L’instrumentalisation sélective des sources occidentales est également révélatrice. Le rapport cite un éditorial du New York Times de mars 2022 intitulé « There is a Freedom of Speech Problem in America », prétendant que le texte affirme que « la liberté d’expression aux États-Unis appartient au passé ». L’article en question propose en réalité une discussion nuancée sur la « cancel culture », différenciant les groupes de la société américaine qui se sentent plus ou moins libres d’exprimer leurs opinions. Sa conclusion pointe vers un défi croissant pour le dialogue respectueux, mais n’affirme nullement que la liberté d’expression américaine serait « chose du passé ». Il est d’autant plus ironique de convoquer le New York Times – dont l’accès au site, tant en anglais qu’en chinois, est bloqué en Chine depuis 2012 – comme argument d’autorité.
Le chercheur Emeke Umejei, spécialiste de l’influence chinoise dans les médias africains, partage sa réaction à ce rapport : « La Chine a un don pour les slogans qui ont tendance à séduire les décideurs et acteurs politiques africains. D’une part, la RPC affirme vouloir un système de communication international mutuel et décolonial, et d’autre part, elle cherche à bien raconter la Chine dans les médias africains. Une volonté pourtant incompatible avec un système de communication international décolonial. »
Une vision immuable des États-Unis comme menace existentielle
Alors que se clôture une année agitée par les tribulations de la relation sino-américaine, et par les spéculations quant au futur du tumultueux couple, ce rapport sert de rappel : les États-Unis sont et resteront invariablement perçus comme une menace existentielle par Pékin. Cela transcende les spécificités des administrations successives et des politiques de Washington. Le texte l’affirme explicitement : « Quelles que soient les ajustements apportés par les administrations, peu importe que le parti démocrate ou républicain soit au pouvoir, les États-Unis ne renonceront pas à leur colonialisme idéologique. » Partout où la Chine essayera d’étendre son influence, elle essaiera – avec plus ou moins de succès selon les cas – de discréditer Washington.

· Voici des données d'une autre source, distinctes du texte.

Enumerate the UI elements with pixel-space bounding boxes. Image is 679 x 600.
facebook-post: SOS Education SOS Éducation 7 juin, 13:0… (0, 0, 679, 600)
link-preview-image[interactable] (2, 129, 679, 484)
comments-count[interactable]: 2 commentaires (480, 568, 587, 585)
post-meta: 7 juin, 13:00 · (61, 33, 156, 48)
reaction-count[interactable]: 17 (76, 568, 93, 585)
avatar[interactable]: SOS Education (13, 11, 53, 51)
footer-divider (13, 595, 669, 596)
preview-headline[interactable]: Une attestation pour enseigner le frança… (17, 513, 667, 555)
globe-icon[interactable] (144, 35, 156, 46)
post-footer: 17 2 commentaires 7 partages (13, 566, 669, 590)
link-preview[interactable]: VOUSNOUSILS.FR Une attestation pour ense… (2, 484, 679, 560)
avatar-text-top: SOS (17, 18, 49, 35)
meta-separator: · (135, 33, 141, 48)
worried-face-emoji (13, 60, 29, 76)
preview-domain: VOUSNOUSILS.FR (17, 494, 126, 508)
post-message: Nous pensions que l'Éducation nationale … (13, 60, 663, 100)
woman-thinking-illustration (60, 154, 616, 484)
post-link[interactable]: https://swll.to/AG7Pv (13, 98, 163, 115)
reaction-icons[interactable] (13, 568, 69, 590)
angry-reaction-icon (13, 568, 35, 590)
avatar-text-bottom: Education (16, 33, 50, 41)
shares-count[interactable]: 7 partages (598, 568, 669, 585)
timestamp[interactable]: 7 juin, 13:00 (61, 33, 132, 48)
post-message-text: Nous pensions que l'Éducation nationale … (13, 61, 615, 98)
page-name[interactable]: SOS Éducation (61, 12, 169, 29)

L’analyste du think tank américain Jamestown, Shijie Wang, a observé que le terme « colonisation de l’esprit » a connu un pic d’exposition sur les réseaux sociaux chinois. La plupart des contenus liés à ce terme provenaient de grands comptes comme celui de l’agence Xinhua et de leaders d’opinion clés, révélant une campagne coordonnée de communication.
Ce document met en lumière un gouvernement chinois cherchant à faire monter en puissance sa capacité à « bien raconter la Chine » à l’international au moment où il perçoit un « déclin de l’hégémonie mondiale américaine » et une perte de vitesse du soft power états-unien confirmé par le démantèlement des agences USAID et USAGM.
Mais si la Chine propose de « décoloniser les esprits » du Sud Global, en exploitant les contradictions et les retraits américains, on constate certaines limites à ce projet. Le caractère superficiel de son appropriation du vocabulaire décolonial en est une, montrant des difficultés à interagir avec des pays aux réalités contrastées. Comme la Russie avant elle, la Chine ferait fausse route en interprétant leurs revendications décoloniales comme un vague « sentiment anti-occidental » à exploiter.